Romeyn de Hooghe (bapt. 10 September 1645 – 10 June 1708) was an important and prolific late Dutch Baroque, painter, sculptor, engraver and caricaturist.
De Hooghe was born in Amsterdam. He was skilled as an etcher, draughtsman, painter, sculptor and medalist. He is best known for political caricatures of Louis XIV and propagandistic prints supporting William of Orange. During his career, de Hooghe produced over 3500 prints. He also illustrated books, and his illustrations can be found in some of the most important texts of his period. The Hieroglyphica of Merkbeelden der oude volkeren (1735) was a well known emblem book and sourcebook for classical mythology and its iconography.
According to Houbraken he was particularly good at inventive arrangements of subjects in engravings.
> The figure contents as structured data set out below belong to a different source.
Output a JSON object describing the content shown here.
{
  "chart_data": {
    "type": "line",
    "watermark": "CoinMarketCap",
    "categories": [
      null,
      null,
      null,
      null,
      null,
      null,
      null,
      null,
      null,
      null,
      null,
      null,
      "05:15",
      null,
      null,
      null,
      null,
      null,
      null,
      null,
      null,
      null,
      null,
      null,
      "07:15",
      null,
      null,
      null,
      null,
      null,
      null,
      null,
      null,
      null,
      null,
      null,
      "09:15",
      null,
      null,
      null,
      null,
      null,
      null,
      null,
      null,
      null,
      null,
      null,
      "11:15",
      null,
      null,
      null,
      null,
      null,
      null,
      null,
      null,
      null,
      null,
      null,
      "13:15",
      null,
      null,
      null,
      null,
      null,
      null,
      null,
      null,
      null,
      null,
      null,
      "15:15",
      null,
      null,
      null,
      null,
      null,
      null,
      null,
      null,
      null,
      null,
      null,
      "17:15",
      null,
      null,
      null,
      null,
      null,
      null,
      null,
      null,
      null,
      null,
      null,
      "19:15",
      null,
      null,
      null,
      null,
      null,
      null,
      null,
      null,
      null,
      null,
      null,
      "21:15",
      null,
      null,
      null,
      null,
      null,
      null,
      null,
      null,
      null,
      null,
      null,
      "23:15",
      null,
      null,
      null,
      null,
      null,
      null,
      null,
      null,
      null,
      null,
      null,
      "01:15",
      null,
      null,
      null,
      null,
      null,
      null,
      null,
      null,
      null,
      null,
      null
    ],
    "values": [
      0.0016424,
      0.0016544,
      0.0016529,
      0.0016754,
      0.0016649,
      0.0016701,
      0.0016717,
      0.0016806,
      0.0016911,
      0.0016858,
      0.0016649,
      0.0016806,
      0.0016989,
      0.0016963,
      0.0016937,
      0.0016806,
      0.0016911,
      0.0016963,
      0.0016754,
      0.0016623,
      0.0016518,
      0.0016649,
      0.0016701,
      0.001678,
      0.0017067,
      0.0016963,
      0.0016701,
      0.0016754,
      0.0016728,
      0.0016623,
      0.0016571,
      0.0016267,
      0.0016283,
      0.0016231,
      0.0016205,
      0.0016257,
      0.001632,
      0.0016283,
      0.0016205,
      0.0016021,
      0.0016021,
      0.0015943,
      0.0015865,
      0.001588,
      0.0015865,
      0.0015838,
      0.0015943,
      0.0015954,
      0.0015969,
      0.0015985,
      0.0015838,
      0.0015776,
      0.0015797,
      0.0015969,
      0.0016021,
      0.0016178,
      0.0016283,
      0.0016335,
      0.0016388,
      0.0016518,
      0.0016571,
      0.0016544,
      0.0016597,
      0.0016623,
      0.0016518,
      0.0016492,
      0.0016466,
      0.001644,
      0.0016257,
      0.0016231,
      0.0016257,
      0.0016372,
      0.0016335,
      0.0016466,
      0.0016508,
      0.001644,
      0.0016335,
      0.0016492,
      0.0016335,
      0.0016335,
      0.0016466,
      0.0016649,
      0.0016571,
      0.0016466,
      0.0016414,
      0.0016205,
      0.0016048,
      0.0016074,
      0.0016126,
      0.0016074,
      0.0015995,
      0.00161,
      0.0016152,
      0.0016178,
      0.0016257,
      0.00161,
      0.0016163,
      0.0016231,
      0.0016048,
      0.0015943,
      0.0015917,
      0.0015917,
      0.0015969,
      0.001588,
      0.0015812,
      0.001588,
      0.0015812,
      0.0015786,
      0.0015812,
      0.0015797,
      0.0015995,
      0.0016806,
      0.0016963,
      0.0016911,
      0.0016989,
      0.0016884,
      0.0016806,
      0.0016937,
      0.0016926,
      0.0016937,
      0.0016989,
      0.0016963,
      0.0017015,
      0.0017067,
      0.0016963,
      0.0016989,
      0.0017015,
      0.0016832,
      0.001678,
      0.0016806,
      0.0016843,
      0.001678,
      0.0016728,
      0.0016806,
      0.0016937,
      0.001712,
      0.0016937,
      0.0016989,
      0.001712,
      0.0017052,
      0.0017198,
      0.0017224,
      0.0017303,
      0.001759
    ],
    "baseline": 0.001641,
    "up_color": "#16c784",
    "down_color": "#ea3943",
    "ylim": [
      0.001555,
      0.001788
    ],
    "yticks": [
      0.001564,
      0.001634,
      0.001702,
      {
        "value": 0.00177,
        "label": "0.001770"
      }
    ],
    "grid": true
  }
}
He was also a gifted painter and painted large panels for the rooms of the mayor's office in Enkhuizen and a room in the estate of Mattthijs van den Broeck in Dubbeldam. Houbraken disapproved of his dissolute lifestyle however, and felt that despite an enormous talent, as he grew older, he engraved shameful subjects that were a disgrace to the profession.
Contrary to this, the historian Simon Schama wrote in the aftermath of the Charlie Hebdo killings of 2015 that: "The first great modern graphic satirist was Romeyn de Hooghe, enlisted by William III at the end of the 17th century in his relentless war to the death with Louis XIV. De Hooghe obliged with sprawling cartoons representing the wars against the French monarch and his allies as a battle between liberty and religious despotism".